Ahlâkın bu kısmına ahlâk felsefesi denir. Hukuk da ahlâk da toplumun düzenini, huzurunu sağlamak için bazı kurallar, ilkeler belirlemişlerdir. Her ikisi de ilkelerine uyulmasını ister. Ancak bu noktada ikisi önemli ölçüde ayrışırlar. Hukuk kendine uyulmasını emreder ve uyulmaması durumunda ceza-i müeyyide uygulayacağını vaat eder. Ahlâk ise kendi ilkelerine uyulmasını benimseterek yapmaya çalışır ve kendine uyulması durumunda mükâfat, uyulmaması durumunda ise ceza vaat eder. Dolayısıyla bu açıdan konuya baktığımızda toplumun huzurunun sağlanmasında ahlâkın daha etkili olduğunu söyleyebiliriz. Hukuk emrederek yaptırdığı, ahlâk duygulara hitap ederek ve benimsettirerek yaptırdığı için ahlâk daha etkin olabilir. Bu açıdan bakıldığında da ahlâk gerek toplum, gerekse birey için önemli ve gereklidir. hırs, cimrilik, haset, kin, her türlü aşırılık, öfke, yalan, alay etmek, kusur araştırma, kibir, gösteriş vb. nitelikler erdemli yaşamı olumsuz etkileyen birer hastalık olarak değerlendirilmiştir.
Bu hastalıkların tedavilerinin ahlâk yoluyla mümkün olabileceğini benimseyen bazı ahlâkçılar, bu anlamda ahlâka “Tıbbu’r-Ruhânî” demişlerdir. İslam ahlâk ilmi, kitap, sünnet, akıl ve örfe dayanarak insanın mümkün olan en iyi olgunluğa, erdeme ulaştırmak için gerekli kuralları ve ilkeleri belirleyerek öğretir. Ahlâk Eğitiminin Gerekliliği İnsan sosyal bir varlık olmasından dolayı toplum halinde yaşamaya uygun bir şekilde yaratılmıştır ve buna da mecburdur. İlk günden beri insanlar sosyal hayatta yardımlaşma yoluyla ihtiyaçlarını gidererek, yaratılışları gereği yalnız değil, toplum halinde yaşamaktadırlar. Dolayısıyla insanın yaşamı içinde diğer insanlarla olan ilişkilerini düzenleyen hukuk ve dini sistemlerin yanında ahlâk sistemlerinin de olmasının gerekliliği kabul edilen bir gerçektir.

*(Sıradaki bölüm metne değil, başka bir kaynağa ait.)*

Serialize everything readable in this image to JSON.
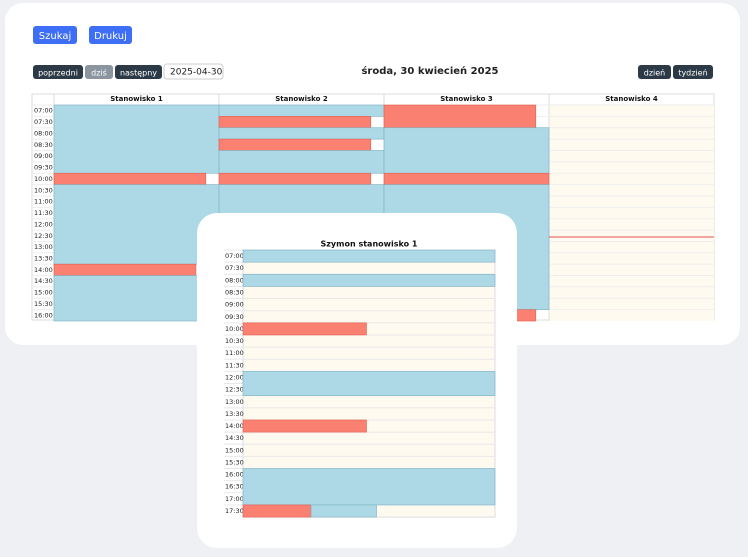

Nitekim insan ancak eğitim ve öğretimle layık olduğu erdem ve mutluluğa ve kendinden beklenen yaratılış gayesine ulaşabilir. Ahlâk öğretici, bilinmesi gerekenleri öğretirken, eğitimci de, öğrenilen ahlâk ilkelerine yatkınlığı ve yaşama yansıtma alışkanlığını kazandırır. Eğitimci, eğitimi altında bulunan kimselerin ruhlarının derinliğine kadar inip, onların duygu ve içgüdülerini düzenlenmesine katkı verir. Ahlâk eğitimi de güzel ahlâkın, iyi huyların özümsenmesi ve bunun teorik bilgisinin ve yaşamdaki önemini insanlara öğretmeyi amaçlar. Eğitim ve öğretim faaliyetiyle bunu yaparken, din, akıl, bilim, doğal yaşam, deney ve tecrübe, kültür, gelenek ve görenek gibi kaynaklardan destek alarak, nefsin olumsuzlukları (cimrilik, öfke, yalan, hırs vb) hakkında bilgilendirerek bu tür nefsi olumsuzluklardan kaçınmanın gerekliliği anlatılıp benimsetilmeye çalışılır.
Ahlâkın konusu insanın eylemleridir. Bu anlamda klasik eğitim anlayışına göre ahlâk eğitimi, geçmişten günümüze taşınan bilgi, beceri, değer, erdem, ilke ve kuralların yeni nesillere aktarılıp benimsetilmesidir. Bu tür ahlâk eğitimine de “karakter eğitimi” de denilir. Bu anlayışa göre insan zihninde hiçbir şey olmadan, tabula rasa (boş levha) şeklinde dünyaya gelir ve yaşamı boyunca eğitim ve öğretimle o boş levha doldurulur. Yani insan hangi dış etkiye muhatap olursa onunla zihni donanıma sahip olur. Bunun için insanın doğru, yararlı donanıma sahip olabilmesi için, her alanda olduğu gibi, insanın ahlâk alanında da eğitime ihtiyacı vardır.